There may be a valid explanation for this vexing behavior. No one was expected to calculate their taxes, for starters. As adults, we were supposed to form corporations and delegate our tax preparation to others. As self-employment was not as prevalent as it is today, integrating tax issues into the general curriculum was not a priority for the government.
However, due to the surge in self-employment, freelancers are suddenly required to answer queries such as “What is ITR and why do I need it? Who is obligated to file an ITR? What taxes must I pay to qualify for an ITR? How do I acquire my ITR as a freelancer in the Philippines?”
But perhaps we should all ask the same questions, not just freelancers who are required to do so. New tax rules are currently being implemented, and we cannot assess their consequences without thoroughly understanding tax payments and filing. Even if it is exceedingly uncommon, we could be robbed right in front of our eyes. So let this be the beginning of your search for taxation information!
Frequently Asked Questions
1. How Do You Register as a Freelancer in the Philippines?
Freelancers must register with the BIR (as self-employed individuals or as mixed-income earners) and get a Taxpayer Identification Number, or TIN (if they do not already have one). However, the specific criteria and processes differ from those that apply to other sorts of taxpayers.
2. How Can Freelancers Get an ITR?
Independent contractors are classified as businesses and are required to file their own tax returns.
3. How to transfer RDO?
If you’re a former employee who wants to transfer your BIR Form 1905 records to the RDO, you can do so by filling out the application form. Once the transfer is completed, you can then start becoming a freelance contractor. You should wait up to 10 working days before your RDO transfer takes effect to start the next step.
4. What is form 2303 for BIR?
When you apply for a BIR registration, you will be given a Certificate of Registration that contains this information.

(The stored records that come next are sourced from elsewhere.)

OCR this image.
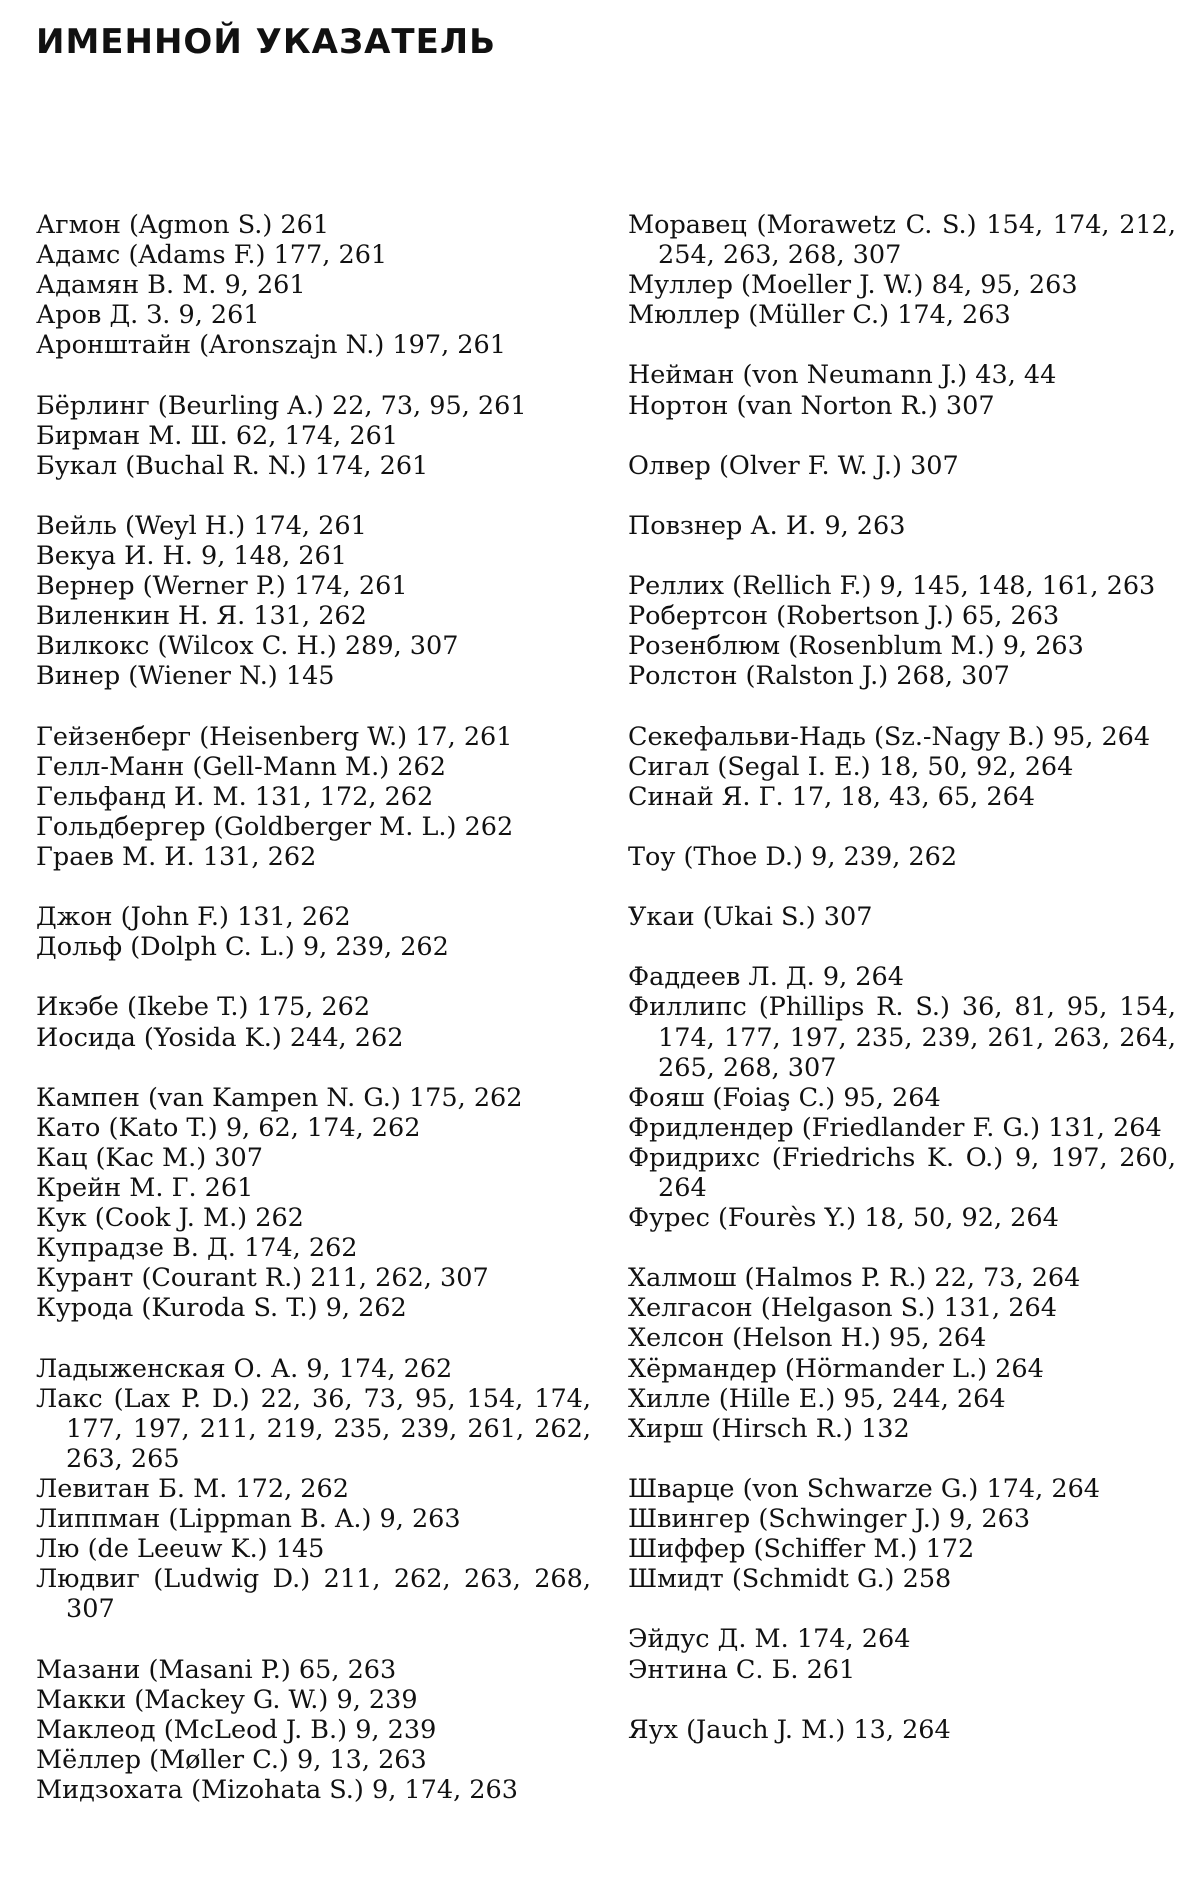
ИМЕННОЙ УКАЗАТЕЛЬ
Агмон (Agmon S.) 261
Адамс (Adams F.) 177, 261
Адамян В. М. 9, 261
Аров Д. З. 9, 261
Аронштайн (Aronszajn N.) 197, 261
Бёрлинг (Beurling A.) 22, 73, 95, 261
Бирман М. Ш. 62, 174, 261
Букал (Buchal R. N.) 174, 261
Вейль (Weyl H.) 174, 261
Векуа И. Н. 9, 148, 261
Вернер (Werner P.) 174, 261
Виленкин Н. Я. 131, 262
Вилкокс (Wilcox C. H.) 289, 307
Винер (Wiener N.) 145
Гейзенберг (Heisenberg W.) 17, 261
Гелл-Манн (Gell-Mann M.) 262
Гельфанд И. М. 131, 172, 262
Гольдбергер (Goldberger M. L.) 262
Граев М. И. 131, 262
Джон (John F.) 131, 262
Дольф (Dolph C. L.) 9, 239, 262
Икэбе (Ikebe T.) 175, 262
Иосида (Yosida K.) 244, 262
Кампен (van Kampen N. G.) 175, 262
Като (Kato T.) 9, 62, 174, 262
Кац (Kac M.) 307
Крейн М. Г. 261
Кук (Cook J. M.) 262
Купрадзе В. Д. 174, 262
Курант (Courant R.) 211, 262, 307
Курода (Kuroda S. T.) 9, 262
Ладыженская О. А. 9, 174, 262
Лакс (Lax P. D.) 22, 36, 73, 95, 154, 174, 177, 197, 211, 219, 235, 239, 261, 262, 263, 265
Левитан Б. М. 172, 262
Липпман (Lippman B. A.) 9, 263
Лю (de Leeuw K.) 145
Людвиг (Ludwig D.) 211, 262, 263, 268, 307
Мазани (Masani P.) 65, 263
Макки (Mackey G. W.) 9, 239
Маклеод (McLeod J. B.) 9, 239
Мёллер (Møller C.) 9, 13, 263
Мидзохата (Mizohata S.) 9, 174, 263
Моравец (Morawetz C. S.) 154, 174, 212, 254, 263, 268, 307
Муллер (Moeller J. W.) 84, 95, 263
Мюллер (Müller C.) 174, 263
Нейман (von Neumann J.) 43, 44
Нортон (van Norton R.) 307
Олвер (Olver F. W. J.) 307
Повзнер А. И. 9, 263
Реллих (Rellich F.) 9, 145, 148, 161, 263
Робертсон (Robertson J.) 65, 263
Розенблюм (Rosenblum M.) 9, 263
Ролстон (Ralston J.) 268, 307
Секефальви-Надь (Sz.-Nagy B.) 95, 264
Сигал (Segal I. E.) 18, 50, 92, 264
Синай Я. Г. 17, 18, 43, 65, 264
Тоу (Thoe D.) 9, 239, 262
Укаи (Ukai S.) 307
Фаддеев Л. Д. 9, 264
Филлипс (Phillips R. S.) 36, 81, 95, 154, 174, 177, 197, 235, 239, 261, 263, 264, 265, 268, 307
Фояш (Foiaş C.) 95, 264
Фридлендер (Friedlander F. G.) 131, 264
Фридрихс (Friedrichs K. O.) 9, 197, 260, 264
Фурес (Fourès Y.) 18, 50, 92, 264
Халмош (Halmos P. R.) 22, 73, 264
Хелгасон (Helgason S.) 131, 264
Хелсон (Helson H.) 95, 264
Хёрмандер (Hörmander L.) 264
Хилле (Hille E.) 95, 244, 264
Хирш (Hirsch R.) 132
Шварце (von Schwarze G.) 174, 264
Швингер (Schwinger J.) 9, 263
Шиффер (Schiffer M.) 172
Шмидт (Schmidt G.) 258
Эйдус Д. М. 174, 264
Энтина С. Б. 261
Яух (Jauch J. M.) 13, 264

5. What is the first step before filing freelance taxes in the Philippines?
Before you can start working as a freelance tax consultant in the Philippines, you must first register with the Bureau of Internal Revenue (BIR). This is the first step in the process of filing and paying taxes.
6. Why do freelancers have no idea about filing taxes?
Many Filipinos who are freelancers don’t have a lot of knowledge about filing and paying taxes due to the lack of clear-cut rules.
7. Can freelancers in the Philippines claim tax credits?
Freelancers in the Philippines who work with their clients in other countries may claim a tax credit for the taxes they pay in that country. This exemption allows them to avoid paying taxes in that country.
8. When is the tax return due?
The return is filed on or around the 15th day of the following month, the 4th day following the end of the year for which the taxpayer was paying taxes.
VIDEO: How to Compute Income Tax of Freelancers in the Philippines (TRAIN Law)
If you’re a freelancer, your income is subject to both individual income tax and business tax.
But how do you compute your net income? What expenses can you deduct?
In this video, we’ll walk you through the process of computing your net income as a freelancer, explaining what expenses are deductible and which aren’t.
With the dawn of the new normal, freelancing in the Philippines has become a viable option for many people. If you’re a freelancer, you must understand the tax implications of your business so that you can prepare for them and avoid unpleasant surprises in the future.
With the right knowledge of ITR Freelancers Philippines, you can keep your expenses low and save more of your hard-earned money. We hope that you’ve found this article useful. Please share it with your friends and family who may be interested in freelancing or starting a business.